Ukraine to build synagogue on site of Babyn Yar massacre

The synagogue is expected to open next year to coincide with the 80th anniversary of Holocaust massacre.

A monument commemorating the victims of Babyn Yar (Babi Yar), one of the biggest single massacres of Jews during the Holocaust. (photo credit: REUTERS)
A monument commemorating the victims of Babyn Yar (Babi Yar), one of the biggest single massacres of Jews during the Holocaust.
(photo credit: REUTERS)
Ukraine will build a synagogue at the memorial site commemorating the victims of Babyn Yar, one of the biggest single massacres of Jews during the Nazi Holocaust, the head of the memorial site Max Yakover told Reuters on Friday.
"This should be a significant thing with a very deep meaning," he said.

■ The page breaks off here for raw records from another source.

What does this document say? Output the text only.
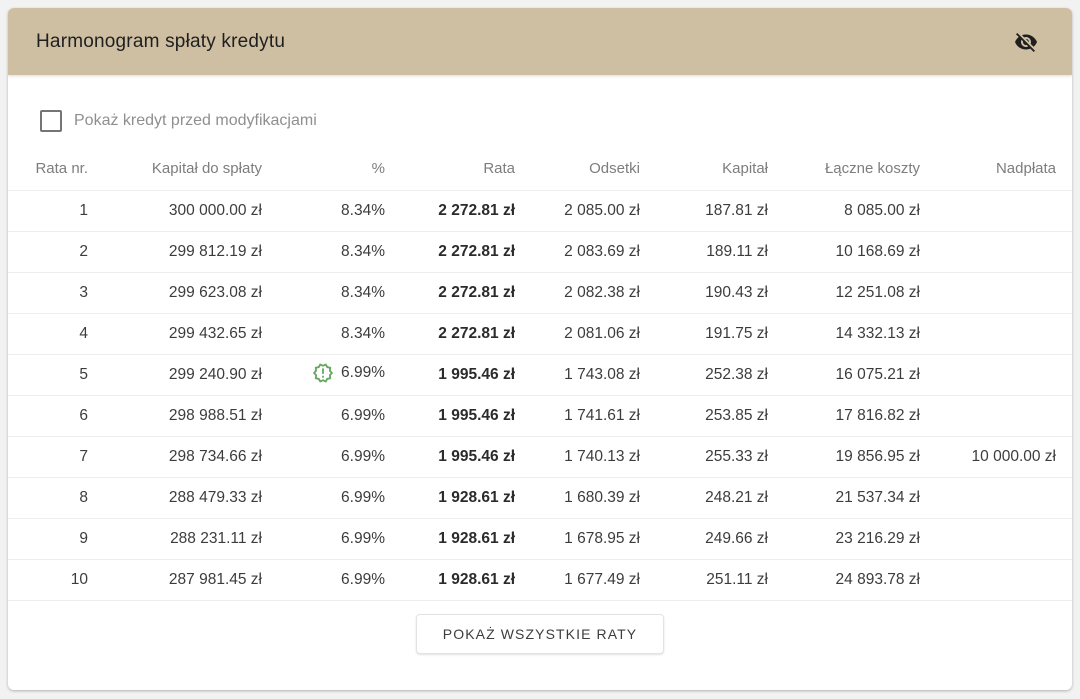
Harmonogram spłaty kredytu
Pokaż kredyt przed modyfikacjami
Rata nr.	Kapitał do spłaty	%	Rata	Odsetki	Kapitał	Łączne koszty	Nadpłata
1	300 000.00 zł	8.34%	2 272.81 zł	2 085.00 zł	187.81 zł	8 085.00 zł	
2	299 812.19 zł	8.34%	2 272.81 zł	2 083.69 zł	189.11 zł	10 168.69 zł	
3	299 623.08 zł	8.34%	2 272.81 zł	2 082.38 zł	190.43 zł	12 251.08 zł	
4	299 432.65 zł	8.34%	2 272.81 zł	2 081.06 zł	191.75 zł	14 332.13 zł	
5	299 240.90 zł	6.99%	1 995.46 zł	1 743.08 zł	252.38 zł	16 075.21 zł	
6	298 988.51 zł	6.99%	1 995.46 zł	1 741.61 zł	253.85 zł	17 816.82 zł	
7	298 734.66 zł	6.99%	1 995.46 zł	1 740.13 zł	255.33 zł	19 856.95 zł	10 000.00 zł
8	288 479.33 zł	6.99%	1 928.61 zł	1 680.39 zł	248.21 zł	21 537.34 zł	
9	288 231.11 zł	6.99%	1 928.61 zł	1 678.95 zł	249.66 zł	23 216.29 zł	
10	287 981.45 zł	6.99%	1 928.61 zł	1 677.49 zł	251.11 zł	24 893.78 zł	
POKAŻ WSZYSTKIE RATY
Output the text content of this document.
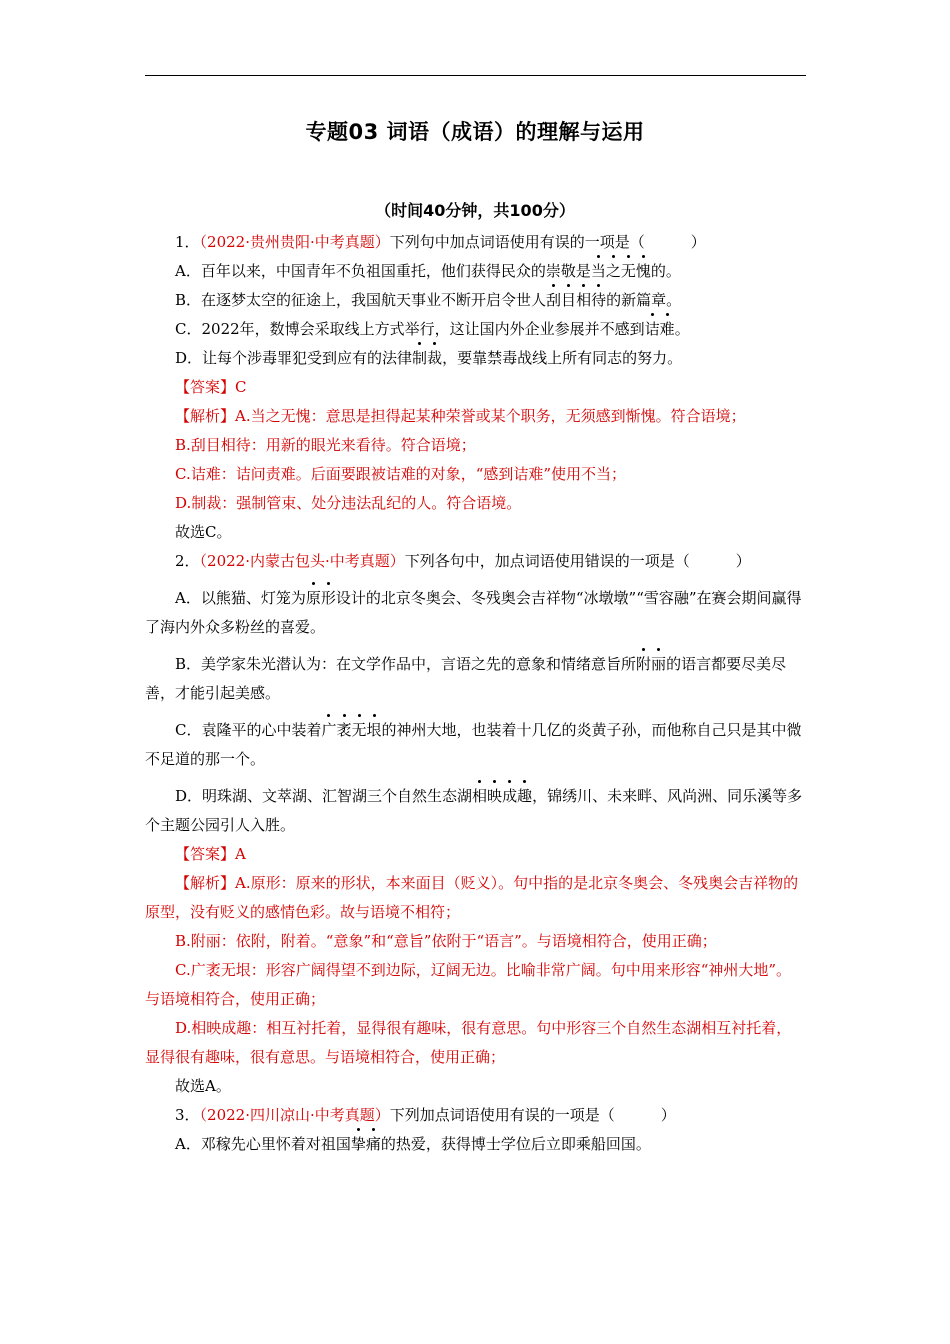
专题03 词语（成语）的理解与运用
（时间40分钟，共100分）

1．（2022·贵州贵阳·中考真题）下列句中加点词语使用有误的一项是（	）

A．百年以来，中国青年不负祖国重托，他们获得民众的崇敬是当之无愧的。

B．在逐梦太空的征途上，我国航天事业不断开启令世人刮目相待的新篇章。

C．2022年，数博会采取线上方式举行，这让国内外企业参展并不感到诘难。

D．让每个涉毒罪犯受到应有的法律制裁，要靠禁毒战线上所有同志的努力。

【答案】C

【解析】A.当之无愧：意思是担得起某种荣誉或某个职务，无须感到惭愧。符合语境；

B.刮目相待：用新的眼光来看待。符合语境；

C.诘难：诘问责难。后面要跟被诘难的对象，“感到诘难”使用不当；

D.制裁：强制管束、处分违法乱纪的人。符合语境。

故选C。

2．（2022·内蒙古包头·中考真题）下列各句中，加点词语使用错误的一项是（	）

A．以熊猫、灯笼为原形设计的北京冬奥会、冬残奥会吉祥物“冰墩墩”“雪容融”在赛会期间赢得了海内外众多粉丝的喜爱。

B．美学家朱光潜认为：在文学作品中，言语之先的意象和情绪意旨所附丽的语言都要尽美尽善，才能引起美感。

C．袁隆平的心中装着广袤无垠的神州大地，也装着十几亿的炎黄子孙，而他称自己只是其中微不足道的那一个。

D．明珠湖、文萃湖、汇智湖三个自然生态湖相映成趣，锦绣川、未来畔、风尚洲、同乐溪等多个主题公园引人入胜。

【答案】A

【解析】A.原形：原来的形状，本来面目（贬义）。句中指的是北京冬奥会、冬残奥会吉祥物的原型，没有贬义的感情色彩。故与语境不相符；

B.附丽：依附，附着。“意象”和“意旨”依附于“语言”。与语境相符合，使用正确；

C.广袤无垠：形容广阔得望不到边际，辽阔无边。比喻非常广阔。句中用来形容“神州大地”。与语境相符合，使用正确；

D.相映成趣：相互衬托着，显得很有趣味，很有意思。句中形容三个自然生态湖相互衬托着，显得很有趣味，很有意思。与语境相符合，使用正确；

故选A。

3．（2022·四川凉山·中考真题）下列加点词语使用有误的一项是（	）

A．邓稼先心里怀着对祖国挚痛的热爱，获得博士学位后立即乘船回国。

The synagogue is expected to open next year to coincide with the 80th anniversary of the killings, and would be Kyiv's first new synagogue built since Ukraine's independence in 1991.
The Babyn Yar massacre marked the start of Ukraine's Holocaust in which a pre-war Jewish population of about 1.5 million was virtually wiped out to fulfill Adolf Hitler's goal of a Europe with no Jews.
Mass shootings, mainly by automatic gunfire, on the edge of the Ukrainian capital Kyiv killed nearly 34,000 Jewish men, women and children on Sept. 29-30, 1941.
A memorial project for the victims is being financed in part by Russian tycoon Mikhail Fridman, Ukrainian tycoon Victor Pinchuk and former world heavyweight boxing champion Wladimir Klitschko.